Don’t let them sleep in bed with you

As tempting as it may be to cuddle your pup in bed at night, you might regret it as they get bigger! A dog needs its own space so it can grow into a well-balanced pooch who has no problems spending time alone.

“I was quite naive when it came to getting my rescue pup, Sky. She is very big and fluffy so all I wanted to do was give her cuddles. I may have encouraged her on the bed a few too many times for cuddles because now my husband and I get woken up around 2-3am most nights because she has hopped on and tried to wedge herself between the two of us for some cuddles. The best part is that because she is quite a large dog, she often ends up landing on my face and I get woken up with a mouthful of fur!  So, the lesson is... maybe don't give into temptation when it comes to letting them on the bed.” – Sophie with Sky

A dog sleeping with a coffee in his paws

Don't put lights on

Don’t leave the main light on for them at night as this might confuse your dog as they get accustomed to the different times of the day. If you’d like to provide them with some comfort, a night light might help.

Don’t use their bed space as punishment

You want your dog to have a positive association with their bed or crate so that it’s easier for them to settle at bedtime. Avoid using their sleeping area as punishment, so that they know it’s a safe space.

Don’t place their beds near drafts

If your dog’s space is cold and uncomfortable, they’re not going to want to sleep there. Make sure you place their bed or crate in a warm area of the house.

Will crate training help my dog’s bedtime routine?

Crates come in handy for dogs who need to adjust to their new surroundings, who might need a break from all the noise around them, are recovering from surgery or just need a familiar place to rest. Here are some dos and don’ts for using a crate for your dog at night.

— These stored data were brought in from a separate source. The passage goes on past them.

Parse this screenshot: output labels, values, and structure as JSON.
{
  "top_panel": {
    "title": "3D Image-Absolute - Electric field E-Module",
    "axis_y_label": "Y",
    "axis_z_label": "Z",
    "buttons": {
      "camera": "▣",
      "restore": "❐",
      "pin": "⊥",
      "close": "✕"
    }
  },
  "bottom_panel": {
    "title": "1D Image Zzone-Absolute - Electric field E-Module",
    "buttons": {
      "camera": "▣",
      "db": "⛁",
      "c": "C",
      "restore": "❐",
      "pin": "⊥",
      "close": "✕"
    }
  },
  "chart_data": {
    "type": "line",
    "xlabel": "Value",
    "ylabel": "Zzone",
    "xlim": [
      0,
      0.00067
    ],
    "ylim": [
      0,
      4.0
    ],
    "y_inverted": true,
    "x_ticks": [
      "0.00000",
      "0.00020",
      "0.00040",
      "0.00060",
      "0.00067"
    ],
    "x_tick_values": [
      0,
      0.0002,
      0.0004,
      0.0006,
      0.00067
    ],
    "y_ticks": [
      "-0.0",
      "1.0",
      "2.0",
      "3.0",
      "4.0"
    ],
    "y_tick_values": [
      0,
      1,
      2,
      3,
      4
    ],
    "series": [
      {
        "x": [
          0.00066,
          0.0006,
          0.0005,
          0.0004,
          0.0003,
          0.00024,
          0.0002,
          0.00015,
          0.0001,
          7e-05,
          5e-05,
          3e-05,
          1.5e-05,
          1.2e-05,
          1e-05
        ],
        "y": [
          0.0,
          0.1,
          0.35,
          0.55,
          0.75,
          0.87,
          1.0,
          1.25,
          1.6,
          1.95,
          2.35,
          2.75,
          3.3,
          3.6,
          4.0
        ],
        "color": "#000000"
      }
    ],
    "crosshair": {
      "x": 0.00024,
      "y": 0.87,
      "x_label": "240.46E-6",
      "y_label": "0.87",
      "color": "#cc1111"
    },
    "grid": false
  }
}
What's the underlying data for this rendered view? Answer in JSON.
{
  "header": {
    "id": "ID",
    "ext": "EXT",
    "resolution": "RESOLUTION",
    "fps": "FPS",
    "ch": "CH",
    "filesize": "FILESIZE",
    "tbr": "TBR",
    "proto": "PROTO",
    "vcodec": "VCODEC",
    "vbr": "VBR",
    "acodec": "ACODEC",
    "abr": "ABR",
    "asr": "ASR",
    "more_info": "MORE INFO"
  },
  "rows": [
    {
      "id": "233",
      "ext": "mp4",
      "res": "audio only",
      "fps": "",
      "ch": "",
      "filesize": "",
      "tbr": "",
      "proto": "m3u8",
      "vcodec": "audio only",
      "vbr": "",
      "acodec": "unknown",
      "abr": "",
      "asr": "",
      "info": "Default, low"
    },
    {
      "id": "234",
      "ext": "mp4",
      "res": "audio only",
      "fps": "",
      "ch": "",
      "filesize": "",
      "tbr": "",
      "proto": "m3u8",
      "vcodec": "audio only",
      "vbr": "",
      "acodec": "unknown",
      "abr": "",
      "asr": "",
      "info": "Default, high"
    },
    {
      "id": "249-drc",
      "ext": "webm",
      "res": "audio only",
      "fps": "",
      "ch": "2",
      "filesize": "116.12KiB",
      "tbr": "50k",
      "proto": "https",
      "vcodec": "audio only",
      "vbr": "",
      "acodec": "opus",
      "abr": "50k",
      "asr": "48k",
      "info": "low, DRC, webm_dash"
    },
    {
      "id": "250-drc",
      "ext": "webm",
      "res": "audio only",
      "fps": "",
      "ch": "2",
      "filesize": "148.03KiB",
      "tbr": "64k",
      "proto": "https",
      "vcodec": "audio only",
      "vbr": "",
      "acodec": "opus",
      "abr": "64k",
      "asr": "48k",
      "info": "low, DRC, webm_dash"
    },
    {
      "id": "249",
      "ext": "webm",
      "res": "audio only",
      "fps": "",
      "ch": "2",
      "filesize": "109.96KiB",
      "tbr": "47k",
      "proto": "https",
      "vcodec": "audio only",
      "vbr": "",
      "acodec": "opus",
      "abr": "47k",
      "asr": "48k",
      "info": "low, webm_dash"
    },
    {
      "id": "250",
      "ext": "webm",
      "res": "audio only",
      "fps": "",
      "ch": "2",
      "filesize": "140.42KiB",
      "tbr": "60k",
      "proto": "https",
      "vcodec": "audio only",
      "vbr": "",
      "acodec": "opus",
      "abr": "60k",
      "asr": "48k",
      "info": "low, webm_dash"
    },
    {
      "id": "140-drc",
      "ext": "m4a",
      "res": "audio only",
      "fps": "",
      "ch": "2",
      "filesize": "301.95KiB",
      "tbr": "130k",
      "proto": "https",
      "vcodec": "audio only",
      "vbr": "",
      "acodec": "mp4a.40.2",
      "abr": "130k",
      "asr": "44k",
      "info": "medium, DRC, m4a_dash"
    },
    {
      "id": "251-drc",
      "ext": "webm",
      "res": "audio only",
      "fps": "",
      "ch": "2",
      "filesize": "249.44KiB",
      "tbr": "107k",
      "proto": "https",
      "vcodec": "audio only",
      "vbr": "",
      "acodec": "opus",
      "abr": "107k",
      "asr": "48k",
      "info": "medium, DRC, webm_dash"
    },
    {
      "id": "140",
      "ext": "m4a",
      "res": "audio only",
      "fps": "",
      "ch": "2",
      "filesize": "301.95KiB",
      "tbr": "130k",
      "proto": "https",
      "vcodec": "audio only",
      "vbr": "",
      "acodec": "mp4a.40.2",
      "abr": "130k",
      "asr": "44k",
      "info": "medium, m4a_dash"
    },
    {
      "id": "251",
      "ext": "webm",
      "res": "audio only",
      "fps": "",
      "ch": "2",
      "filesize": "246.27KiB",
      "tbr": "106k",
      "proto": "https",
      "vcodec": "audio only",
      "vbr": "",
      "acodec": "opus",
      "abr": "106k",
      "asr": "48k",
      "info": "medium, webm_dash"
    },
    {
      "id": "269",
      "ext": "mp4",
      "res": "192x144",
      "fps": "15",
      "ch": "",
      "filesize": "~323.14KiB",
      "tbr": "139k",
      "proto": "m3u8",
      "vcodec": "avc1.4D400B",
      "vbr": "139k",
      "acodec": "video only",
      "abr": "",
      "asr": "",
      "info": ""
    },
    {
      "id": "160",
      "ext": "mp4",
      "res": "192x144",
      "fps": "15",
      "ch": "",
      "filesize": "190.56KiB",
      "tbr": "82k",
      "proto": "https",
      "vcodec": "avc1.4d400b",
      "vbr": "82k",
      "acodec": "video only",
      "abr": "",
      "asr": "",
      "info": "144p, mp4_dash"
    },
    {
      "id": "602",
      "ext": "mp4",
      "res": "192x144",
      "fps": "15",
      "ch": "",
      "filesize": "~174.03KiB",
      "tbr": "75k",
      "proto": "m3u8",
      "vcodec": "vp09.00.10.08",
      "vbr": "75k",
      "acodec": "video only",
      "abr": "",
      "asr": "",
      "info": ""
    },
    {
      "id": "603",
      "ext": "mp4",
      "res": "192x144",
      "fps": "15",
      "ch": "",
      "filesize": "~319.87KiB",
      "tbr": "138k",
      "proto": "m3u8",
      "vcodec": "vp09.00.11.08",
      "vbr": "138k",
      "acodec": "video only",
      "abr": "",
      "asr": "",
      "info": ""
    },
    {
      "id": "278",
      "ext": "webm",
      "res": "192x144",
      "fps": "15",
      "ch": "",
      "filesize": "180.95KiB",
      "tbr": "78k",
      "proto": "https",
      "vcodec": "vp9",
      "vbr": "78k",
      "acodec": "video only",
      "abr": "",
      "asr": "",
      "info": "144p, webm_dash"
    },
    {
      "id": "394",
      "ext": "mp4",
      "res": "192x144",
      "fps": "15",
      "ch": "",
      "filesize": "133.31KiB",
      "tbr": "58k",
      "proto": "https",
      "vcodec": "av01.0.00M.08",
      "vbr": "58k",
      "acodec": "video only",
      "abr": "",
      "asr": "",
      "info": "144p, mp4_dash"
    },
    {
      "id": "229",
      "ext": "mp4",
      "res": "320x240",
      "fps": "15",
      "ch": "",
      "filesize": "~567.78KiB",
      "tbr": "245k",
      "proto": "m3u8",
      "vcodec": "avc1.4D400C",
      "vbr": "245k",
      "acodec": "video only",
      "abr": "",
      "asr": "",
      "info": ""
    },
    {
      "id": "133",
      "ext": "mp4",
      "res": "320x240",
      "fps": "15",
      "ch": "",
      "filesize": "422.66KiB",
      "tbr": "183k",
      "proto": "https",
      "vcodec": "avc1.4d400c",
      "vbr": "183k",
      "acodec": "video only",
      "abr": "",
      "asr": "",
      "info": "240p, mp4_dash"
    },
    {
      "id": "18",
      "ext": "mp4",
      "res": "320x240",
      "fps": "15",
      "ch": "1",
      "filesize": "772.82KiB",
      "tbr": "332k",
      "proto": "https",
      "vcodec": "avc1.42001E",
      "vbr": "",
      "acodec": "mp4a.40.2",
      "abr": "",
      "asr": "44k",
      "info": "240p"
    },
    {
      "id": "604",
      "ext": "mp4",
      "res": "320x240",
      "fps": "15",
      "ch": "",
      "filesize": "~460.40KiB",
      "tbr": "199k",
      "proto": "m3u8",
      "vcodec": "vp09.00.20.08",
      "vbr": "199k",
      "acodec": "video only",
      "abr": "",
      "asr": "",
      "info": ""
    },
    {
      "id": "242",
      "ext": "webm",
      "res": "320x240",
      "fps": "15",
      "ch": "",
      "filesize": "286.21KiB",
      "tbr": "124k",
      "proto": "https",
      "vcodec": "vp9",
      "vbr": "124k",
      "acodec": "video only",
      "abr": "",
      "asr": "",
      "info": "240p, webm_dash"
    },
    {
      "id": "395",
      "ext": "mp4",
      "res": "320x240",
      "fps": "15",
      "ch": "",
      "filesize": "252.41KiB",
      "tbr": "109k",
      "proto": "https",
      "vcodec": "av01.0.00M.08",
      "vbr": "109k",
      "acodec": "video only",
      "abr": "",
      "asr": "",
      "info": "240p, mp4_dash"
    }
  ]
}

Do take things slow and steady

You should introduce your dog to the crate gradually, especially if they’re going to sleep in it. When your pup is home, get them used to the crate by throwing a treat in and keeping the door open so they’re able to explore it in their own time. From here, slowly increase the time they spend in it until you’re happy leaving them over night.  

Do make it comfortable for them

Use a bed and blankets to create comfy space in their crate so that they’re more inclined to want to spend time in there. Covering the crate (but making sure it’s still breathable!) can make it cosier and more appealing too, as it helps block out some of the hustle and bustle of everyday life.

Do line the bottom of the crate

Using puppy pads to line the bottom of the crate can make cleaning up a lot easier if your puppy has an accident or can’t wait until morning before needing the toilet. You can use less as they grow and become housetrained.

Do make sure it’s big enough

Picking a crate that’s big enough for your dog is important in making sure it’s comfortable for them when they use it. You’ll need to measure your dog for this, with the ideal size allowing your dog to stand up without ducking their head, and to lie down and stretch without being cramped. If you’re buying for a pup there are crates that include a divider panel so that the space can "grow" as your dog does.

Don’t use the crate as a punishment

We know we've already said this but we really can't stress this enough. Never be tempted to close your pup in their crate as punishment for something they might have done wrong. This will give them a very negative association with a space that’s supposed to be safe.

Don’t use it for long periods of time

No matter how much your pup might enjoy their crate, never leave them in for longer than necessary. Your dog needs exercise, time to play and human interaction.